COUNCIL RULES OUT SUPPORTING GAA FUNDING BID

IT has been confirmed that the council will not be supporting Down GAA’s application for EU funding assistance for its Ballykinlar centre of excellence. This is due to the project being “in direct competition” with the local authority’s plans to develop a Warrenpoint community hub.

This was revealed at Monday’s meeting of the council’s Economy, Regeneration and Tourism Committee, where the matter of support for Down GAA’s PEACEPLUS funding application was discussed in closed session. After the meeting reopened to the press, committee chair Mickey Ruane (Sinn Féin, Crotlieve) said that “council notes the application for the Down County Board multi-sports hub at Ballykinlar site, through financial assistance”. “Unfortunately, council are not in a position to provide support to the Down County Board for their application to PEACEPLUS for a centre of participation, wellbeing and shared learning hub, as it is in direct competition with our wellbeing hub in Warrenpoint,” he stated.

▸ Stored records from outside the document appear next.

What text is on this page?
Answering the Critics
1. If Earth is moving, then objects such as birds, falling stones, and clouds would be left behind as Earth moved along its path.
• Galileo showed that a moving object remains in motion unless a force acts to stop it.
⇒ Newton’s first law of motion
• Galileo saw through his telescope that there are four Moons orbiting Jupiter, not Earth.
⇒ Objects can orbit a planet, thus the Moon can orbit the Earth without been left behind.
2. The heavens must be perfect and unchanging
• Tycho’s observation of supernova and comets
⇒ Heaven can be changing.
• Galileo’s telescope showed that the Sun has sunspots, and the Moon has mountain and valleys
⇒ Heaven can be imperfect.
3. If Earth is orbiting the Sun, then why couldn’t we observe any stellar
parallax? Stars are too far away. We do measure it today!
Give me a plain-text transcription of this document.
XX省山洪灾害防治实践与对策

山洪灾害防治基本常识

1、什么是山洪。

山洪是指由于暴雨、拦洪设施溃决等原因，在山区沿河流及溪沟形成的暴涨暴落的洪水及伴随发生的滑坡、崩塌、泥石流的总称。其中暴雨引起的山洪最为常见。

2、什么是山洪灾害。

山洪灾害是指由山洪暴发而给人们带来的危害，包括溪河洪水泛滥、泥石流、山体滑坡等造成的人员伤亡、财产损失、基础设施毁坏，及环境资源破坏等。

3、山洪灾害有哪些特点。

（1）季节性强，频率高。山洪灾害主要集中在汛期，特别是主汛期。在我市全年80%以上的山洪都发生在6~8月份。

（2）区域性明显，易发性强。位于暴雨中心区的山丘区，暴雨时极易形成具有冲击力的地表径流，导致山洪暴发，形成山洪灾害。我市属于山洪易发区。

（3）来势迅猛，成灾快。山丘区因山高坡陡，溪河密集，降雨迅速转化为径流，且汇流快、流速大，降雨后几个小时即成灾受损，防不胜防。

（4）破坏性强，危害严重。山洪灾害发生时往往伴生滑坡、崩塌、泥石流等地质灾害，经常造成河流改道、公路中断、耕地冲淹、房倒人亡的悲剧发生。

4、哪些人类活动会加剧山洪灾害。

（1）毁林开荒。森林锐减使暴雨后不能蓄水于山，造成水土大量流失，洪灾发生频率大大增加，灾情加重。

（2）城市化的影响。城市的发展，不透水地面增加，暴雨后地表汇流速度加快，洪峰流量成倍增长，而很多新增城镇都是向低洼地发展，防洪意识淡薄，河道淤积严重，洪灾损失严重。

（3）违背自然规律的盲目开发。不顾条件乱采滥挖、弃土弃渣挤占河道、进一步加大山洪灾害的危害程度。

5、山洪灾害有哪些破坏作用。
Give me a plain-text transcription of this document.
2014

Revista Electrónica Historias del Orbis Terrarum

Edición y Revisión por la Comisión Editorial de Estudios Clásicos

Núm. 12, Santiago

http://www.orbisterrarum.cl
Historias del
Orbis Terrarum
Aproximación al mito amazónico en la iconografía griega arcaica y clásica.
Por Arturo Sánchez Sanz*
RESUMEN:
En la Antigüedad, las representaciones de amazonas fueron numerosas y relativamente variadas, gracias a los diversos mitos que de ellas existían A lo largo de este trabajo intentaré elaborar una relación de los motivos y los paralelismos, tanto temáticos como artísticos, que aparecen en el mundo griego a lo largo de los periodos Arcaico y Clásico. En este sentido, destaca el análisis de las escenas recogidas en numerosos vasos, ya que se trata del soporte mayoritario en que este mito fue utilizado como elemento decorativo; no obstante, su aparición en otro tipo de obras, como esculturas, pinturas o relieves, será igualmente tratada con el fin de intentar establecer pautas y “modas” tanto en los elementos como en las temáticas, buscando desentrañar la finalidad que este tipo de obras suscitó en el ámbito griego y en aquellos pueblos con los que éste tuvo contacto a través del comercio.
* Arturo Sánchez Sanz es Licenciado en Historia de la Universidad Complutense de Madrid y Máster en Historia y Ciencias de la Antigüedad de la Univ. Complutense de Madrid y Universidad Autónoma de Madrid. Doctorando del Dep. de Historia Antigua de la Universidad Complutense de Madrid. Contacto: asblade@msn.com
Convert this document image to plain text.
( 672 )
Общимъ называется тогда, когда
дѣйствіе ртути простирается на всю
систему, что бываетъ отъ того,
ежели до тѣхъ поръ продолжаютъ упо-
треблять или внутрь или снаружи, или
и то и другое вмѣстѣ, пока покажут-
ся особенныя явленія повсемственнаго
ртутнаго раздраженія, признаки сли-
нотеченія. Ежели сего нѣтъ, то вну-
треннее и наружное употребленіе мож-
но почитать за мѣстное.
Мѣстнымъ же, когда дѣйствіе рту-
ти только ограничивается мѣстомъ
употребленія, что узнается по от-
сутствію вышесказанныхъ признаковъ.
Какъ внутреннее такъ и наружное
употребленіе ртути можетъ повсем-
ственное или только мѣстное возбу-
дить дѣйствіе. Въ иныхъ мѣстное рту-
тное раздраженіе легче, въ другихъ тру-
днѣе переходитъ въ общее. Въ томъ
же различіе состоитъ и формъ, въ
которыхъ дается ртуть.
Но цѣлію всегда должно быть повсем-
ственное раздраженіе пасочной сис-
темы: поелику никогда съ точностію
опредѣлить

Planning permission for the 12.5-hectare Ballykinlar development – set to include four full-size pitches (three of which will be floodlit), a new two-storey building that will contain a covered spectator stand, office space, player facilities, a museum and a multiuse games area – on the village’s former army base and at Ballykinlar GAC’s existing grounds was granted in July 2021.

Feargal McCormack, chairman of the Ballykinlar project advisory board, told a special meeting of council in March 2022 that the cost of the development would be “£10m plus VAT roughly”, and said that the board had concluded that the best value for money option is “to proceed with this project in one phase”. He also stated that, at that point, there was “a reasonable prospect” that it could be operational within three years. Last June, the council submitted a planning application for a ‘two-storey community facility building and outdoor space’ at Warrenpoint’s Clonallon Park.

A planning statement highlighted that the Warrenpoint Health & Wellbeing Hub would be ‘a modern, fit for purpose and sustainable building to provide community spaces and facilities for the local population and community groups’. ‘It is expected that construction of the new community facility and associated work would start in 2024 and be completed by 2025,’ it read.